Bu amaç yalnızca Lebensraum adına emperyalist genişleme ile uyumlu bir şey değil, gerçekte onun ilk gerekçelendirmelerinden hatta motivasyon kaynaklarından biri idi. Darré, Organizmacılığın biyolojistik metoforları ile doldurulmuş diliyle şunları söylemektedir: “Kan ve toprak fikri bizlere, bizim Volk ile jeopolitik uzam arasında bir harmoni oluşturmak için gerekli, yeteri kadar toprağı (doğuda bulunan) geri alma etik hakkını verir(40).

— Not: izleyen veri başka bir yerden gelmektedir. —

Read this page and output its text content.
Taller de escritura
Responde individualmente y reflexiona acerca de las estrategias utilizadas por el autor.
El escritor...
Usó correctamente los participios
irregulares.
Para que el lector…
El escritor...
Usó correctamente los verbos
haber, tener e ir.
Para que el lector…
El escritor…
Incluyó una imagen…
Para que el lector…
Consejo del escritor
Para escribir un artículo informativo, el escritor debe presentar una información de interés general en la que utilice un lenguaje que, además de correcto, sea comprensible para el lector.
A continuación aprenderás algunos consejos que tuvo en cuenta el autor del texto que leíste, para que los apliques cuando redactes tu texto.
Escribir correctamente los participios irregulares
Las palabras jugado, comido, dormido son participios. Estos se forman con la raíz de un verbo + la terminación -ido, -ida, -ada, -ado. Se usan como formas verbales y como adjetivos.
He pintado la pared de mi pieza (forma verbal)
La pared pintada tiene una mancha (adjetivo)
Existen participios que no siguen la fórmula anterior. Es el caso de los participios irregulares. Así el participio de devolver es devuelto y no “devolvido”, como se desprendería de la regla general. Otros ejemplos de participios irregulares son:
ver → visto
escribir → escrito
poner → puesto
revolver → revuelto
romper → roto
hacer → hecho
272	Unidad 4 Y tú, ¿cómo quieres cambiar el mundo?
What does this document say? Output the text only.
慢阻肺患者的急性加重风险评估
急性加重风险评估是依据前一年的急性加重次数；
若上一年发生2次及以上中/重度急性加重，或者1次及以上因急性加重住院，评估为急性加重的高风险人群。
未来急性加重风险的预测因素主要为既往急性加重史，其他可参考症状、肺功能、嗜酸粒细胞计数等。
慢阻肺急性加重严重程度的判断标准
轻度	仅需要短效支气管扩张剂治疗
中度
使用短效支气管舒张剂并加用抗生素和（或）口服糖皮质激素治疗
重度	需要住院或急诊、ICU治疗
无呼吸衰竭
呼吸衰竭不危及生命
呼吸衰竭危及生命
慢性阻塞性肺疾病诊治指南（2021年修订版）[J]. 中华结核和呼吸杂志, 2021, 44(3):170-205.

Doğu Avrupa’nın kolonizasyonu için yeşil bir kamuflaj oluşturmanın yanısıra, Darré 3.Reich’ın tarım politikalarının temelini teşkil edecek bir çevresel duyarlılığı yerleştirmek için çalıştı. En üretken dönemlerinde dahi bu kurallar Nazi doktrininde sembolik olarak kaldı. “Üretim İçin Savaş” (Tarım sektöründeki üretkenliği artırmak için bir şablon), 1934’teki İkinci Reich Çiftçiler Kongresi’nde ilan edildi. Programın ilk satırı “Toprağın sağlığını koruyun” idi. Fakat Darré’nin en önemli yeniliği organik çiftçilik metodlarının geniş çerçevesine ilk adımı atmasıydı, ve bu “lebensgezetzliche Landbauweise”, veya yaşamın kurallarına göre tarım adını taşıyordu. Bu terimler tepkisel ekolojik düşüncenin altında yatan doğal düzen ideolojisini bir kez daha açık bir şekilde göstermektedir. Bu daha önceden bilinmeyen enstrümanlara destek Rudolf Steiner’in antroposopy’sinden ve onun biyodinamik tarım tekniklerinden geliyordu. Organik tarımın kurumsallaştırılması kampanyası tüm Almanya sathında onbinlerce küçük çiftliği ve tarım alanını kuşattı. Bu Nazi hiyerarşisinin diğer üyelerinin, herkesten önce de Backe ve Göring’in tahmin edilebilir direnci ile karşılaştı. Fakat Darré, Hess ve diğerlerinin yardımı ile politikasını 1942’de istifaya zorlanmasına (ki onun çevreci eğilimleri ile çok az ilgisi vardı) kadar sürdürebildi. Hitler ve Himmler’in “tamamen sempati beslediği bu fikirler” hiçbir anlamda yalnızca Darré’nin kişisel tercihlerini göstermiyor, standart Alman tarım politikaları tarihini ortaya çıkarıyordu(42). Ekolojik olarak anlamlı tarım metodları ve hiçbir devlet tarafından daha önce ve bugüne kadar karşılaşılmayan toprak kullanımı planlamasına Nazi aygıtı içinde sunulan bu hükümet desteğinin büyüklüğü pratikte hala Darré’nin etkilemesi sonucuydu.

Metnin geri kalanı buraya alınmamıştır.